In Africa’s price-sensitive marketplace, telecommunications infrastructure, for example, has become very reliant upon Chinese technology, which is competitively priced, durable and enjoys strong back-up service compared to its Western competitors. Similarly, Chinese construction companies are able to overcome difficulties and deliver roads and bridges on budgets that cannot be matched by Western or even local companies. Chinese companies, however, do not always get it right. The Chinese commerce ministry estimates that 65% of Chinese foreign direct investments make a loss; compared with a 50% international norm. Chinese companies have only begun to venture overseas. Beijing declared “go-out” state-policy in 2000, and most Chinese companies are still in the steep learning curve of learning to operating in a foreign, international environment.

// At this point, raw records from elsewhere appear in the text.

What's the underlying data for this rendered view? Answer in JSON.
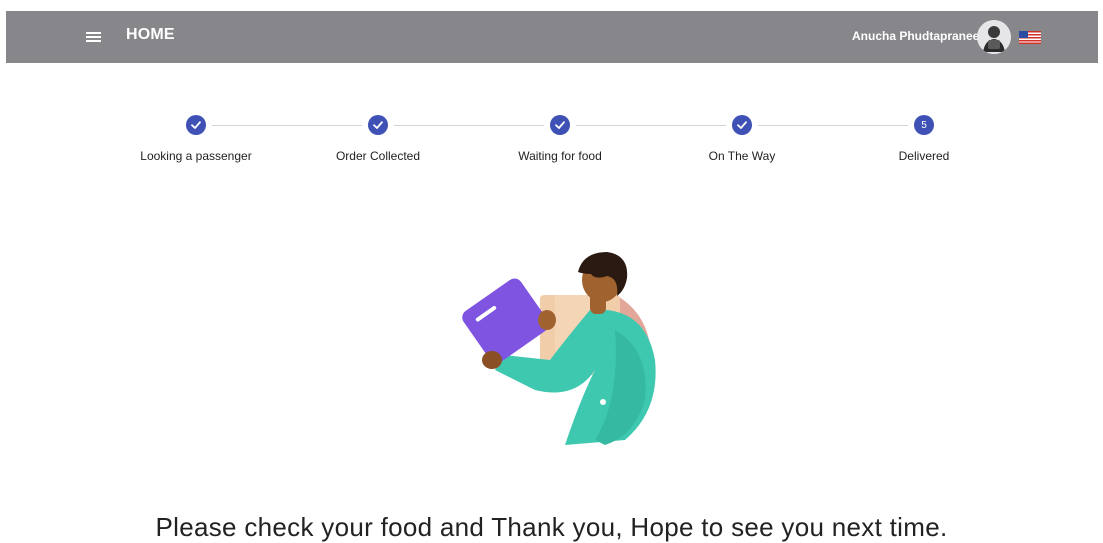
{
  "header": {
    "title": "HOME",
    "user_name": "Anucha Phudtapranee",
    "menu_icon": "menu-icon",
    "flag_icon": "us-flag-icon",
    "bar_color": "#86868b"
  },
  "stepper": {
    "accent_color": "#3f51b5",
    "steps": [
      {
        "label": "Looking a passenger",
        "state": "completed",
        "icon": "check-icon"
      },
      {
        "label": "Order Collected",
        "state": "completed",
        "icon": "check-icon"
      },
      {
        "label": "Waiting for food",
        "state": "completed",
        "icon": "check-icon"
      },
      {
        "label": "On The Way",
        "state": "completed",
        "icon": "check-icon"
      },
      {
        "label": "Delivered",
        "state": "active",
        "number": "5"
      }
    ]
  },
  "main": {
    "illustration": "delivery-person-illustration",
    "message": "Please check your food and Thank you, Hope to see you next time."
  }
}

What is often ignored when the media portrays the Chinese as a new colonial power in Africa is how much China needs Africa. As a growing economy, China needs African energy, resources and access to African markets. As a rising power, China needs the political support of African leaders as bulwark against the West.
From Africa’s perspective, Chinese investment – especially in basic infrastructure – is more than welcomed. It is estimated that Africa suffers from a $900 billion infrastructure deficit: without potable water, all-weather roads, adequate power and reliable communication, African economies cannot thrive. China’s focus on basic infrastructure investment will lay the groundwork for children to be able to go to school and businesses to trade. But China’s arrival will bring challenges. ‘Made in China’ products over the past two decades have had a devastating effect on local manufacturing. For example, textiles from China have decimated the once thriving textile industry in South Africa. However, African countries such as Ethiopia have recently seen the benefits of rising investments by Chinese manufacturers. Huajian, a Chinese shoe producer, has increased its employment from the initial 600 to 3,500 in a few years. Despite shortcomings of Chinese firms that engage in poor labor and environmental practices and the competition they bring to indigenous companies, growing Chinese investments, so long as Africa grasps the opportunity, will provide a net positive gain for African economies and people in the coming decades.